Global airlines, still reeling from the recent flu-virus scare, have stepped up efforts to protect passengers from health risks on international flights.

In Asia, carriers spooked by the memory of SARS have stepped up cabin cleaning, installed state-of-the-art air filters and allowed in-flight staff to wear face masks.

For example, Cathay Pacific now replaces used pillows, blankets, headset covers and headrest covers, spokeswoman Carolyn Leung said.

China Southern Airlines has been disinfecting the cabins of all aircraft. China Eastern Airlines flight attendants are required to wear disposable facial masks, gloves and hats and even disposable overcoats during flights to select destinations.

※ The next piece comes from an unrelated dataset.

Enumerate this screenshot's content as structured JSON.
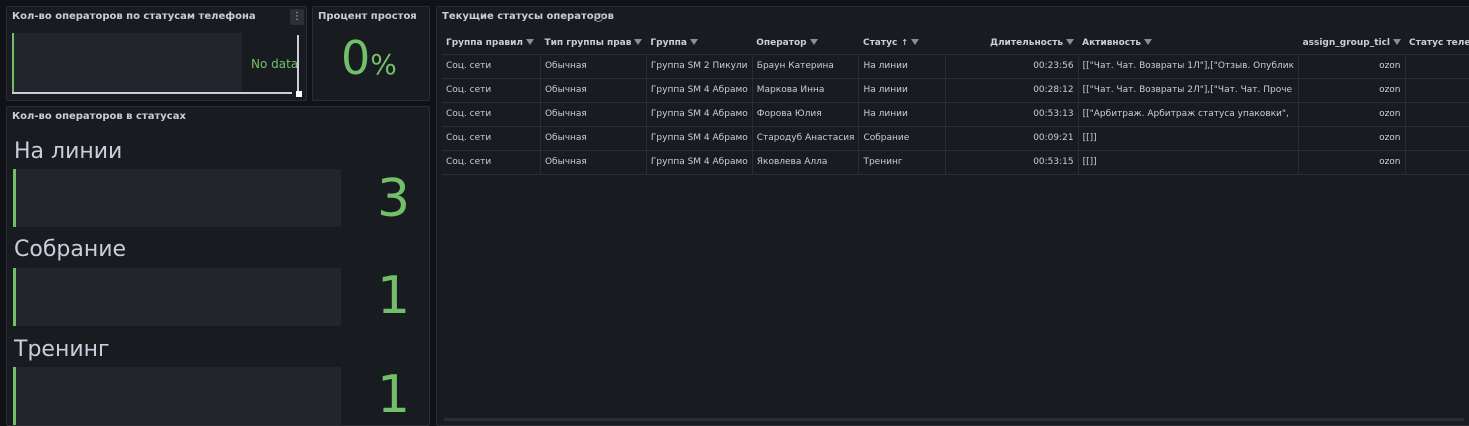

Mexicana Airlines uses high-efficiency filters that can trap small particles that would normally recirculate back into the air, spokesman Adolfo Crespo said.

The H1N1 flu virus has been confirmed in 20,000 people in 68 countries, killing at least 126, according to the World Health Organization. Although it appears mild, experts worry that the disease, which formerly was called swine flu, could change into a more dangerous form.

In the wake of the spread, some countries have intensified health precautions.

Singapore saw its first case of the H1N1 flu in late May, after a native student flew from New York to the city-state on a Singapore Airlines flight.

Singapore has been thermal-screening everyone coming into the country. The method, which identifies travelers with a fever, did not help authorities spot the sick student, as she had not yet developed a fever.

The government quarantined the passenger and about 60 other people on the same flight who were sitting within three rows.

This won't be the last case in Singapore unless we could stop people from traveling, Singapore's Health Minister Khaw Boon Wan said.

Singapore Airlines Ltd, the world's biggest by market value, is giving passengers traveling to the United States health kits that include a thermometer, masks and antiseptic towels. Its cabin and flight crews are getting mandatory temperature checks before flights.


In contrast to the measures taken by Asian airlines, U.S. carriers have simply continued safety standards already in place, relying on the advice of authorities such as the Centers for Disease Control and Prevention.

Atlanta-based CDC has not recommended that airline crews wear face masks or disposable overcoats.

The issue with H1N1 and airlines is an issue of translocation, not necessarily on-board transmission, Shelly Sikes Diaz, a CDC spokeswoman, said in an email. She added that people were no more likely to catch the flu on a two-hour plane flight than they were sitting next to someone for a two-hour movie.

Therefore, at this time, recommended on-board infection control measures would be similar to community infection control measures such as frequent hand-washing, Diaz added.

David Castelveter, a spokesman with the Air Transport Association trade group, said U.S. airlines for the most part have made no major changes in the wake of swine flu, but continued standing practices that include looking for passengers with symptoms of flu, measles or other infections. He added that in-flight air filters ensure that aircraft are sanitized.

We take our guidance from the professionals (such as the CDC) who tell us the precautions that are needed to prevent the spread, Castelveter said. We're not taking the type of precautions that are unnecessary.

While Castelveter said media coverage of the flu has boosted awareness of airline safety procedures, Mexicana's Crespo stressed that carriers still have work to do to change public perceptions that air quality on planes is bad.

Inside, our aircraft is cleaner than in a hospital, Crespo said.

Julian Tang, a consultant for the microbiology division at National University Hospital in Singapore, also said hygiene practices such as covering the nose and mouth when sneezing or coughing in confined areas may be the best way to limit infection.

He said safety measures such as costly air filters may be of limited use for carriers.

This is because most of the transmission between passengers probably mostly occurs just after the sneeze/cough in the immediate vicinity of the passenger rather than after it flows through the ventilation/circulation system and back out again, he said.